Wolfe has received national recognition for her years-long coverage of Mississippi’s welfare program, in which she exposed new details about how officials funneled tens of millions of federal public assistance funds away from needy families and instead to their friends, families and the pet projects of famous athletes.

Since joining Mississippi Today, she has received several national honors including the Pulitzer Prize for Local Reporting, the Livingston Award, two Goldsmith Prizes for Investigative Reporting, the Collier Prize for State Government Accountability, the Sacred Cat Award, the Nellie Bly Award, the John Jay/Harry Frank Guggenheim Excellence in Criminal Justice Reporting Award, the Al Neuharth Innovation in Investigative Journalism Award, the Sidney Award, the National Press Foundation’s Poverty and Inequality Award and others.

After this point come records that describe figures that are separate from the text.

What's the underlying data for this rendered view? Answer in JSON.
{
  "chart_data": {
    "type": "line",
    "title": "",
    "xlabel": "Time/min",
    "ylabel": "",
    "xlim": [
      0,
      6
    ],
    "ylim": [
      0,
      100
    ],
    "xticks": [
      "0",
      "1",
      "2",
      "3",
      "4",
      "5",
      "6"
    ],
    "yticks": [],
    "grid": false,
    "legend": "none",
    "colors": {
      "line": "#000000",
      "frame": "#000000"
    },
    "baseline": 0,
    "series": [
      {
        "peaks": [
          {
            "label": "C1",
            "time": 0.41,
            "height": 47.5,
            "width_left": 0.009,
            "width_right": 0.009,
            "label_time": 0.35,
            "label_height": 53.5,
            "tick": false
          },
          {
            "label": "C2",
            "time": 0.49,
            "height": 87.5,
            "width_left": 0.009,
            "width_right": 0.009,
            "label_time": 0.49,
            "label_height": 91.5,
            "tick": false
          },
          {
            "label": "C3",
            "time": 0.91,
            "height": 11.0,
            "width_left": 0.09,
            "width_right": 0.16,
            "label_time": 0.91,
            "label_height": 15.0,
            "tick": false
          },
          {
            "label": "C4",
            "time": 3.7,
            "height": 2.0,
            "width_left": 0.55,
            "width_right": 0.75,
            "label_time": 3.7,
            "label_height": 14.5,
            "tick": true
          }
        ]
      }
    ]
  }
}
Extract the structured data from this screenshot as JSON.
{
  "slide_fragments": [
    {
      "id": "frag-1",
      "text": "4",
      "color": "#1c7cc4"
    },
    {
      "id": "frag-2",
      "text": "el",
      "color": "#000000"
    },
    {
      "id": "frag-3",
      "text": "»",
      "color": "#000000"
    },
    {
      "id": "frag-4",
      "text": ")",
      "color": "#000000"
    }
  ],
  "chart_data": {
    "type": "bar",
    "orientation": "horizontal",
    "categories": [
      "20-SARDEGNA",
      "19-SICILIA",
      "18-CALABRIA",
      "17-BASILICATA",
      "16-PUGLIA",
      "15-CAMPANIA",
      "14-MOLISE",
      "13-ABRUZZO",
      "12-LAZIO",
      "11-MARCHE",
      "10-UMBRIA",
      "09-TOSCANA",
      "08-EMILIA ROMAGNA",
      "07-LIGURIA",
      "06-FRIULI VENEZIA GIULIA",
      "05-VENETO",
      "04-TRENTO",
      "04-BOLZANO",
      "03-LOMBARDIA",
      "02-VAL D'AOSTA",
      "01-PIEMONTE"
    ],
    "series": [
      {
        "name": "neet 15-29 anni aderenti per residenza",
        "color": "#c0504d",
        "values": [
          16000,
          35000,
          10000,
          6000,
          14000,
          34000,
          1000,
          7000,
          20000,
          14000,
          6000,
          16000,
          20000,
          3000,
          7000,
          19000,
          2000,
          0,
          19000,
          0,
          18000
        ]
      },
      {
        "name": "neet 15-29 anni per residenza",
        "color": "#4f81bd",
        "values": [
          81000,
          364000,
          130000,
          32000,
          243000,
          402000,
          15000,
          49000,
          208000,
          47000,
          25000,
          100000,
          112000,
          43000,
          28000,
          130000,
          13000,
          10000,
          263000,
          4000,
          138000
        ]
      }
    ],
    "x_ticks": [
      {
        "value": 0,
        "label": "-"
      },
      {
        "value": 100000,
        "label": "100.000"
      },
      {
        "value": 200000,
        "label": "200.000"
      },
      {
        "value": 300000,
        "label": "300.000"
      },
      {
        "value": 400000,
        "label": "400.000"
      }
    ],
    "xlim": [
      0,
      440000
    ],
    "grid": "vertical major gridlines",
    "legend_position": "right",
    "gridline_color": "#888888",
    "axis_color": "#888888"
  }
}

Previously, Wolfe worked for three years at Clarion Ledger, Mississippi’s statewide newspaper, where she covered city hall, health care, and wrote stories about hunger and medical billing, earning the Bill Minor Prize for Investigative Journalism two years in a row.

Born and raised on the Puget Sound in Washington State, Wolfe moved to Mississippi in 2012 to attend Mississippi State University, where she currently serves on the Digital Journalism Advisory Board. She has lived in Jackson, Mississippi since graduating in 2014.